We had to trudge a very long way, and people were moving very very slowly. It was also getting cold very quickly.
See, between the time change and the late start, one of my goals (besides just finishing) was to finish before sunset. We managed that, but it took us so long to get out of the park, that by the time we emerged into the street it was dark and very cold.
One really nice post-race story -- Wil overheard a man ask a woman if he could borrow her phone. She hesitated and then said no... but then felt bad and explained that it's because she was from New Zealand, and it was one thing to pay international roaming to call her mom, but another to give the phone to a stranger. Wil volunteered his phone, and the man made a quick call. We asked him how his race went, and he said he'd been a bit slower than he had hoped -- and that he had gotten separated from his girlfriend, but that they had made arrangements to meet and he was just confirming.
We told him congratulations, and he said something about we didn't know how appropriate that was. We hesitated -- was he a heart-transplant-recipient? An amputee? A cancer survivor? He saw our hesitation and said, "Oh, well, I was hoping to finish with my girlfriend and propose at the finish line." Awww. We wished him all the best, and went our separate ways.

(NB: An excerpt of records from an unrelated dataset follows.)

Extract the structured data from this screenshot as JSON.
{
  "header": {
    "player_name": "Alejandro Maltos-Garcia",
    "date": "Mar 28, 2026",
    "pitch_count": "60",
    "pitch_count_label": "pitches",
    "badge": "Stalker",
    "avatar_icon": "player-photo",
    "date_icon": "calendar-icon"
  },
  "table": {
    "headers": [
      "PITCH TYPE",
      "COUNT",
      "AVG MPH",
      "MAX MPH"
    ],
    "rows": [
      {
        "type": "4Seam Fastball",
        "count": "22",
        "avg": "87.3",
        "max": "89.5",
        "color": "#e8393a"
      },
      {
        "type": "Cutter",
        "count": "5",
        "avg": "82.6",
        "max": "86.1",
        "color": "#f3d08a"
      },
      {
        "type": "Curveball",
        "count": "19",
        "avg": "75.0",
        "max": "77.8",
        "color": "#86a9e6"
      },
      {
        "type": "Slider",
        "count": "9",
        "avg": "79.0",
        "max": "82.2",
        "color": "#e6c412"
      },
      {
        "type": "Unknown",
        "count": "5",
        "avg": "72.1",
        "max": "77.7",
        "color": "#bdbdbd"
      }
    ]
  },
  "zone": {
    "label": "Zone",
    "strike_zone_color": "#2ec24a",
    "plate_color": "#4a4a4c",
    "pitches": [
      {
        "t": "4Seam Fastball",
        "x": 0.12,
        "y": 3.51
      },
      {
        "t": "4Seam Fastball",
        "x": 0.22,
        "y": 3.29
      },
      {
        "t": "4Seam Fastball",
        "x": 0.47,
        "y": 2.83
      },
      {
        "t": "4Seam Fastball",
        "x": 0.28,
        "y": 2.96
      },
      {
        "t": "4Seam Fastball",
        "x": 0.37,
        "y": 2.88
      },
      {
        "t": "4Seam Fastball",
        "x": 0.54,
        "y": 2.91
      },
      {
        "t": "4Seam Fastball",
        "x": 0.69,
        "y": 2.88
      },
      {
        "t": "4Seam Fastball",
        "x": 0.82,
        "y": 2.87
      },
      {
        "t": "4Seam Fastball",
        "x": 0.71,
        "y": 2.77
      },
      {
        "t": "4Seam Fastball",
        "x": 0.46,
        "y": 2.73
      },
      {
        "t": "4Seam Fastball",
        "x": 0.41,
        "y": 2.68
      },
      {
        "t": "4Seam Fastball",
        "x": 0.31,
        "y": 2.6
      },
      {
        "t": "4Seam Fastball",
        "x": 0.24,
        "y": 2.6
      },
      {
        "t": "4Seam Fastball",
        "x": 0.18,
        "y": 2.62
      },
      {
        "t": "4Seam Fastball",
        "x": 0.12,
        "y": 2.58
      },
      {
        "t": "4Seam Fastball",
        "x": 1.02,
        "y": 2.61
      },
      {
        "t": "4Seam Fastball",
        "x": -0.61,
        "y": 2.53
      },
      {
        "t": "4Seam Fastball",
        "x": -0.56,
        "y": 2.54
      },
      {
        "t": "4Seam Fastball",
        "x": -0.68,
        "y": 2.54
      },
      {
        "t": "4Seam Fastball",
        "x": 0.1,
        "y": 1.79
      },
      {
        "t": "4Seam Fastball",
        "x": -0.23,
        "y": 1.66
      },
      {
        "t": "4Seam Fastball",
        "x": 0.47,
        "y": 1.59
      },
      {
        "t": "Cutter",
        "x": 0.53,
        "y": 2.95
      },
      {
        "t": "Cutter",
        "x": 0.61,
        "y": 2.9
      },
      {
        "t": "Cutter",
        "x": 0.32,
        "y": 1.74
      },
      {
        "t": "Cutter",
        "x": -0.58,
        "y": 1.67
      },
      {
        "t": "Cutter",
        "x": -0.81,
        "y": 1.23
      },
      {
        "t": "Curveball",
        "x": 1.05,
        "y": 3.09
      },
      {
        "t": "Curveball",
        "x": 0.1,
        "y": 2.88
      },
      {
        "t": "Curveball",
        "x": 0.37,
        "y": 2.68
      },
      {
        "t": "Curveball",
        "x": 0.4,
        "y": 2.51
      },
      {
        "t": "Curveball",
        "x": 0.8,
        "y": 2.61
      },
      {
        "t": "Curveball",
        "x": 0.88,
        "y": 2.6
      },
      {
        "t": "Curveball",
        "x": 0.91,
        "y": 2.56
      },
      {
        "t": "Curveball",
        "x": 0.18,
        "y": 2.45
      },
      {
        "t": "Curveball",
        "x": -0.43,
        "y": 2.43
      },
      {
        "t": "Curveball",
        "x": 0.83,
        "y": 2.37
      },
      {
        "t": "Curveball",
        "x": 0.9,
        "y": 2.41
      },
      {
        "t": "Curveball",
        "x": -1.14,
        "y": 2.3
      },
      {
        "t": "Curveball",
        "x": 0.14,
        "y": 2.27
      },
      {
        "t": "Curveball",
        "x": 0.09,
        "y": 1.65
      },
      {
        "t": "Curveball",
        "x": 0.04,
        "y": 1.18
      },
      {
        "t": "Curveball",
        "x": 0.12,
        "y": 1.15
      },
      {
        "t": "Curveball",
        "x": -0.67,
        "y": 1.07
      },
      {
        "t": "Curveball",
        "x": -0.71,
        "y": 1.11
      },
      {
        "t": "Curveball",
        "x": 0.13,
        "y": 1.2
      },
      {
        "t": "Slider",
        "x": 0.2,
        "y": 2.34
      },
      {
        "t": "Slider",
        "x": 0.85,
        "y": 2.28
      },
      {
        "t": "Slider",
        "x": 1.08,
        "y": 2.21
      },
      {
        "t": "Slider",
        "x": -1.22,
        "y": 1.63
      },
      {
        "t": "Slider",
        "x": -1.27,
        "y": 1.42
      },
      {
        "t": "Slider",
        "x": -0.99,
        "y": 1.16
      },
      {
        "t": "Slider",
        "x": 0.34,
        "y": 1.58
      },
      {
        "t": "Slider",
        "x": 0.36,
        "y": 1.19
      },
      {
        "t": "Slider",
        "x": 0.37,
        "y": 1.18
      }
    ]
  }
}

On the way back to the apartment we passed some young Brits, who said, "How are you walking normally?!?" Ah, practice. Just practice.
We went home, had showers, and headed out for our well-earned massages. Fantastic day!
When I think about the race I'll always remember the sound of the crowd, the amazing numbers of cups at the giant water stops, running in a huge group, and the feeling that you were in a city that LOVED the marathon. I don't expect to run the race again-- heck, I don't expect to run another full marathon! -- but I am thrilled to have run what has to be one of the world's greatest races.